Professor Peter’s love of science, chemistry and physics started at an early age, but it wasn’t until his father experienced a heart attack in his early 50s that his passion turned to medicine and cardiology.
“My father was a heavy smoker, and he suffered a heart attack at the age of 52. I was fascinated with the heart as an organ, and with medicine’s capability to save someone from a near death situation, and allowing them to live a normal life. I thought that I could use my interest and ability in science to help people, and that was my main motivation for studying medicine”, Professor Peter explained.
Over the span of his extensive career, Professor Peter has seen improvements, such as a reduction in smoking and fewer smoking-related heart attacks among his patients. However, death from cardiovascular disease remains unabated.
Even with the amazing technology that exists today, 40 percent of people who have a heart attack die on the spot. The majority don’t even make it to the hospital in time.
“When you look at the figures, one-third of us will die from issues in our coronary arteries. The problem that we still face is we have lots of patients who have coronary artery disease, but we don’t know if they have the type of unstable plaques that can rupture and cause a heart attack,” he said.
Fatty deposits known as atherosclerotic plaques can build up over time in the walls of the arteries, leading to coronary artery disease — one of the leading causes of heart attacks. If these plaques rupture, they can cause blood clots that block blood flow to the heart.
In a world first, Professor Peter and his team have established a new technology that is able to detect unstable plaques.
“While an angiogram can determine the presence and the degree of narrowing caused by plaque buildup, it cannot accurately determine whether an area of plaque is stable or unstable. Nor can any other tests currently available,” he said.
Currently, preventative treatment is determined by the amount of narrowing in the artery, typically if it is blocked by more than 70 percent. However, extensive evidence shows unstable plaque can cause heart attacks well below that threshold. That means we could be walking around with a ticking time bomb, without knowing it.
The core technology is guided through a catheter, which is inserted into the coronary artery being examined. Near-infrared light is then directed at plaques which if unstable will produce a signal due to the contents associated with plaque instability having high auto-fluorescence properties.

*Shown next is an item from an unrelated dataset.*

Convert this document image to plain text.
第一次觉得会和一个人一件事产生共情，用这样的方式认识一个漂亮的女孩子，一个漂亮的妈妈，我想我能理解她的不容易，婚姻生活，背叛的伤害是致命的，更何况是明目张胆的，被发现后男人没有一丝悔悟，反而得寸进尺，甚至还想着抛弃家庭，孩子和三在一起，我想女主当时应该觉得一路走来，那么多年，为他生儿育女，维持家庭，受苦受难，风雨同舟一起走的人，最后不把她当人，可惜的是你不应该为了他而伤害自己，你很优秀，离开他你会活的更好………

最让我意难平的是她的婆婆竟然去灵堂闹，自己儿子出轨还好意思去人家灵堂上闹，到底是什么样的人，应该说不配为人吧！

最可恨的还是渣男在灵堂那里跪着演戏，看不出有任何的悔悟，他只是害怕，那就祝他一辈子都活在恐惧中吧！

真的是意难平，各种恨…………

Once an unstable plaque is detected, a stent can be inserted using the same device to stabilise the plaque.
It is Professor Peter’s hope that this technology could be available to patients in the next four years.
Professor Peter is currently working with an Australian company called Nirtek to develop and commercialise the innovative technology with the aim to make it available to clinicians in the next few years.
“I am incredibly grateful for the generous philanthropic support that has enabled me to get this project to reach this advance stage. However, I am concerned by the serious challenges currently facing medical research, particularly the economic impact of COVID-19, and the Government moving away from funding basic research.
“I really want to convey just how important donor support is to the future of medical research,” explains Professor Peter.
“Donors are our lifeline, without them we cannot continue to make the groundbreaking discoveries that can change the future.”
We look forward to keeping you updated with the progress of this remarkable research as it edges closer to becoming available to patients.